The Church of England has issued a list of nine guidelines to its clergy on how best to use social media to spread the word of God.

The diocese of Bath and Wells drew up the "good practice guidelines" to help its clergy, office-holders and staff act as better ambassadors for their parish, acknowledging the "value of social media as an important missional tool".

The first rule issued is to not "rush in", urging those wishing to post content to take time before doing so.

The guidelines ask social media users to consider: "Would I want my mum to read this? Would I want God to read this?"

Social media users are also encouraged to not hide behind online aliases and to stay within the legal framework to avoid libel, defamation and copyright infringement. Furthermore, they are warned against blurring the line between their public and private lives.

"There are risks associated with personal opinions being seen as public statements, a minister's private life being invaded and the difficulties of detaching from work," it states. "Consider setting up different accounts for ministry and personal use to help set definite boundaries."

Related: Church reaches out to worshippers via iPad (opens in new tab)

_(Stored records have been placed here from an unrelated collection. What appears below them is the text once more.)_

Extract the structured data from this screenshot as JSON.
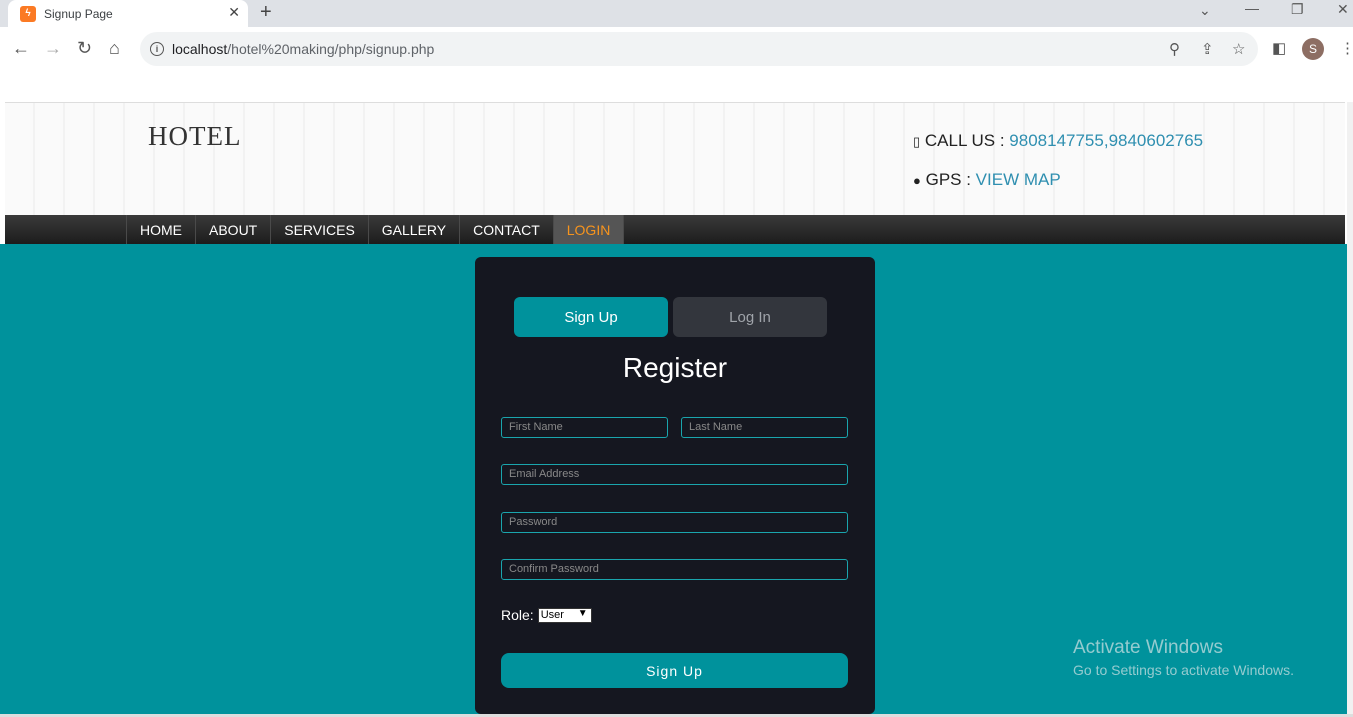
{
  "browser": {
    "tab_title": "Signup Page",
    "url_host": "localhost",
    "url_path": "/hotel%20making/php/signup.php",
    "avatar_letter": "S"
  },
  "header": {
    "logo": "HOTEL",
    "call_label": "CALL US : ",
    "phone": "9808147755,9840602765",
    "gps_label": "GPS : ",
    "map_link": "VIEW MAP"
  },
  "nav": {
    "items": [
      "HOME",
      "ABOUT",
      "SERVICES",
      "GALLERY",
      "CONTACT",
      "LOGIN"
    ],
    "active": "LOGIN"
  },
  "form": {
    "tab_signup": "Sign Up",
    "tab_login": "Log In",
    "heading": "Register",
    "first_name_placeholder": "First Name",
    "last_name_placeholder": "Last Name",
    "email_placeholder": "Email Address",
    "password_placeholder": "Password",
    "confirm_placeholder": "Confirm Password",
    "role_label": "Role:",
    "role_value": "User",
    "submit_label": "Sign Up"
  },
  "watermark": {
    "title": "Activate Windows",
    "subtitle": "Go to Settings to activate Windows."
  },
  "colors": {
    "accent": "#00929c",
    "card": "#151720",
    "nav_active": "#f7941d",
    "link": "#2f8fb0"
  }
}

The diocese claimed that an increasing number of its members were turning to social media in order to engage with the local community and this was the reason behind issuing the guidelines.

"The Church of England is in every community in the UK, so it seems right that we should be in online communities too," a spokesperson for Bath and Wells diocese told the BBC (opens in new tab).

"We're not the first diocese to provide guidelines, but our clergy increasingly use social media. A vicar might engage in conversation online in the same way that they do in the street, post office or pub."